Detailed Description
The technical solutions in the embodiments of the present invention will be described clearly and completely with reference to the embodiments of the present invention and the accompanying drawings, and obviously, the described embodiments are only some embodiments of the present invention, not all embodiments. Based on the embodiments in the present invention, all other embodiments obtained by a person skilled in the art without creative work belong to the protection scope of the present invention.
As shown in fig. 1, a shared electronic sphygmomanometer comprises a main body 1, a cuff 6 and an air tube 5 connecting the main body and the cuff, wherein the main body is provided with a liquid crystal display screen 2, a keyboard 3, a bluetooth and WI-FI antenna 4, a circuit board (not shown) including a central controller, a motor (not shown), an air pressure pump (not shown), a sensor (not shown) and a lithium battery pack (not shown). The display screen 2 and the keyboard 3 are arranged on a panel of the host body, a central controller, a Bluetooth transceiver, a WI-FI module and other peripheral auxiliary working circuits are arranged on the circuit board, and the host body can communicate with an upper terminal through Bluetooth and WI-FI.
Furthermore, the central controller may be a DSP, a single chip, or an embedded processor, and may communicate with an external computer through bluetooth or WI-FI, such as writing executable codes, configuration parameters, and the like.
Furthermore, parameters to be controlled can be input into the central controller through a keyboard or an upper terminal through Bluetooth or WI-FI, and then the motor and the air pressure pump are controlled.
Further, the liquid crystal display screen can be an LCD screen or an LED screen.
Furthermore, the liquid crystal display screen is an LCD screen or an LED screen for displaying the measured blood pressure and heartbeat value and all related parameters.
Furthermore, the voice module can broadcast the blood pressure and the heartbeat value obtained by measurement and all related parameters.
Further, the upper computer device comprises one or a combination of a smart phone, a mobile computer and a cloud server.
Furthermore, the measurement content and the parameter state can be wirelessly shared to upper terminal equipment such as a smart phone, a computer, a cloud server and the like through Bluetooth or WI-FI
Furthermore, after the measurement content and the parameters are shared to the upper terminal, the analysis of the measured data can be further realized, and the measurement content and the parameters can also be shared to a big data server for user data storage, individual feature analysis and data fusion monitoring.

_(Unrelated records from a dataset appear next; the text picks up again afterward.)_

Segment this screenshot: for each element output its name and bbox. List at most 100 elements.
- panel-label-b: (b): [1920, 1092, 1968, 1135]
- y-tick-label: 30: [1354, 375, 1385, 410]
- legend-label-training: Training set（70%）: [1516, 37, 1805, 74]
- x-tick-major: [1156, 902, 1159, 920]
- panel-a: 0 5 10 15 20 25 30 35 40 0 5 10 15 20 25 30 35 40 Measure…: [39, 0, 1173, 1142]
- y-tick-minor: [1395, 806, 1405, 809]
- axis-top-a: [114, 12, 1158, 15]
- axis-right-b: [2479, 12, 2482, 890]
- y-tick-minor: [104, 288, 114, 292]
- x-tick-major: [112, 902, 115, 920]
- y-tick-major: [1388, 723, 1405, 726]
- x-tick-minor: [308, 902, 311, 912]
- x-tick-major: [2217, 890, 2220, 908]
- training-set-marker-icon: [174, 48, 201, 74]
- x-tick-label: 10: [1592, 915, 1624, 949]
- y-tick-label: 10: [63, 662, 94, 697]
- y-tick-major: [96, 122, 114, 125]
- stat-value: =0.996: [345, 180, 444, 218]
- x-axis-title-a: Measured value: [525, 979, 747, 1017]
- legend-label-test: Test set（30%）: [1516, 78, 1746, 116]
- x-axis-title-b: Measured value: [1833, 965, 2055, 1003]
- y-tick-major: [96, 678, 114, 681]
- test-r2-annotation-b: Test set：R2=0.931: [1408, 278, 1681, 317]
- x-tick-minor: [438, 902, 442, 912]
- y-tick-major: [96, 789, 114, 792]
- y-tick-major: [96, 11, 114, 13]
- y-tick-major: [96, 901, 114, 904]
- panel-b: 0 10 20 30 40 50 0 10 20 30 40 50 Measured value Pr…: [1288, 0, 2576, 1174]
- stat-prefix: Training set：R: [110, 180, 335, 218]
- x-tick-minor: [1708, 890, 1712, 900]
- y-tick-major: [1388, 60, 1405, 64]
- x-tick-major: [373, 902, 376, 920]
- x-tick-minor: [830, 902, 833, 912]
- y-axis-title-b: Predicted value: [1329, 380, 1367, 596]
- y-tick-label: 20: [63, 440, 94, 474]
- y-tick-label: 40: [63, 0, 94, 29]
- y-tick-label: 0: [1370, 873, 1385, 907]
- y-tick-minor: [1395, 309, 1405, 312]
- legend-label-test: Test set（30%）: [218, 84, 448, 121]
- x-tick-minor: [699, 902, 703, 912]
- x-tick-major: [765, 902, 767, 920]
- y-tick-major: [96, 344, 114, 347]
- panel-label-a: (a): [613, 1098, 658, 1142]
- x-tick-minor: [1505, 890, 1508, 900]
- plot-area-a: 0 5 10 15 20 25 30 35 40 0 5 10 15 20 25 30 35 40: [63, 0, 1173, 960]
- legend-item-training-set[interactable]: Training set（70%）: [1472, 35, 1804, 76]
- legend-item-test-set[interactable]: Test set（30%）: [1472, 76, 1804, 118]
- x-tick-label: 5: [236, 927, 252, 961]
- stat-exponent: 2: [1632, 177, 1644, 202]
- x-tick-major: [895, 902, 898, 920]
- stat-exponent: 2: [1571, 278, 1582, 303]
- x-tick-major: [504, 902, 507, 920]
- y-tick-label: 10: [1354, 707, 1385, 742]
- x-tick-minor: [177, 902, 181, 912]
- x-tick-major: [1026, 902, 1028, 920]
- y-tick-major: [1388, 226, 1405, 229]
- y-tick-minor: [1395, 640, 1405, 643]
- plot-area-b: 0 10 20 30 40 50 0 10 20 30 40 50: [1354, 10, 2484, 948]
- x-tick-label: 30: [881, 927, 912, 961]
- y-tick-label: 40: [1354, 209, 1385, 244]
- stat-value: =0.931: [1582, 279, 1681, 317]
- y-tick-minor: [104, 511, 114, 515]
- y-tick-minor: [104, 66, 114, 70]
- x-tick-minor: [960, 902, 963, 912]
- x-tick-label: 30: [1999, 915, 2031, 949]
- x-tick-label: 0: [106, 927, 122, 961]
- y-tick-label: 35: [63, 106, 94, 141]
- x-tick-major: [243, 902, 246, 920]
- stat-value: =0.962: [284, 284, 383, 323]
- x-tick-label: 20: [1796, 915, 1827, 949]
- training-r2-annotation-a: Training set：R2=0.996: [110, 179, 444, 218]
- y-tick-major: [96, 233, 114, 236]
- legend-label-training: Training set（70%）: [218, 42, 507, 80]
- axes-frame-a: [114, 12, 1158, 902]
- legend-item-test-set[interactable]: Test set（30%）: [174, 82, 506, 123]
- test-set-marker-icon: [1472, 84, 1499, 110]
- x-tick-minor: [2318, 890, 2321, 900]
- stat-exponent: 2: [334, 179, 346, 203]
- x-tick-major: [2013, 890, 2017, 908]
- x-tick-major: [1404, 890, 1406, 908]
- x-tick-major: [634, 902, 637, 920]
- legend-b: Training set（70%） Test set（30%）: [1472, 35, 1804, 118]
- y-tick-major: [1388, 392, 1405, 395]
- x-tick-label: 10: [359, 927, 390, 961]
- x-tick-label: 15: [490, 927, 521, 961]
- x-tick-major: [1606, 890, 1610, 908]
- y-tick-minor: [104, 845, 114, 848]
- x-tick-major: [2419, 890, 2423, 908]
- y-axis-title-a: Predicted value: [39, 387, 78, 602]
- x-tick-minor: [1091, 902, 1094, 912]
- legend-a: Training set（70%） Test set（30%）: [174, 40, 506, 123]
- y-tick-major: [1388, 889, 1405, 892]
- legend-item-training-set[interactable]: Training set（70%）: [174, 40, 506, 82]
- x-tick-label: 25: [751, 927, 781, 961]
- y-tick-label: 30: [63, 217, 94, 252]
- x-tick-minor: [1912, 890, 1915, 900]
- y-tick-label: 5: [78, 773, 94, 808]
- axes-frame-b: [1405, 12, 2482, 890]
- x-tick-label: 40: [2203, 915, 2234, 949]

Specifically, the central controller receives instructions sent by the keyboard or instructions from the terminal machine transmitted through Bluetooth or WI-FI. According to the instruction, the central controller controls the motor to drive the pneumatic pump to press air into the conduit. Air is delivered to the cuff or wristband through the conduit to achieve pressurization of the blood vessel. In the process, the data of the sensor is collected by the central controller and is displayed on the liquid crystal screen in real time. The voice module simultaneously realizes the data broadcasting. In addition, the central controller transmits the acquired data to the upper terminal through Bluetooth and WI-FI, the upper terminal realizes data integration, and data can be further analyzed to realize data sharing.
The above only is the embodiment of the present invention, not limiting the patent scope of the present invention, all utilize the equivalent structure or equivalent flow transformation that the content of the specification does, or directly or indirectly use in other related technical fields, all including in the same way the patent protection scope of the present invention.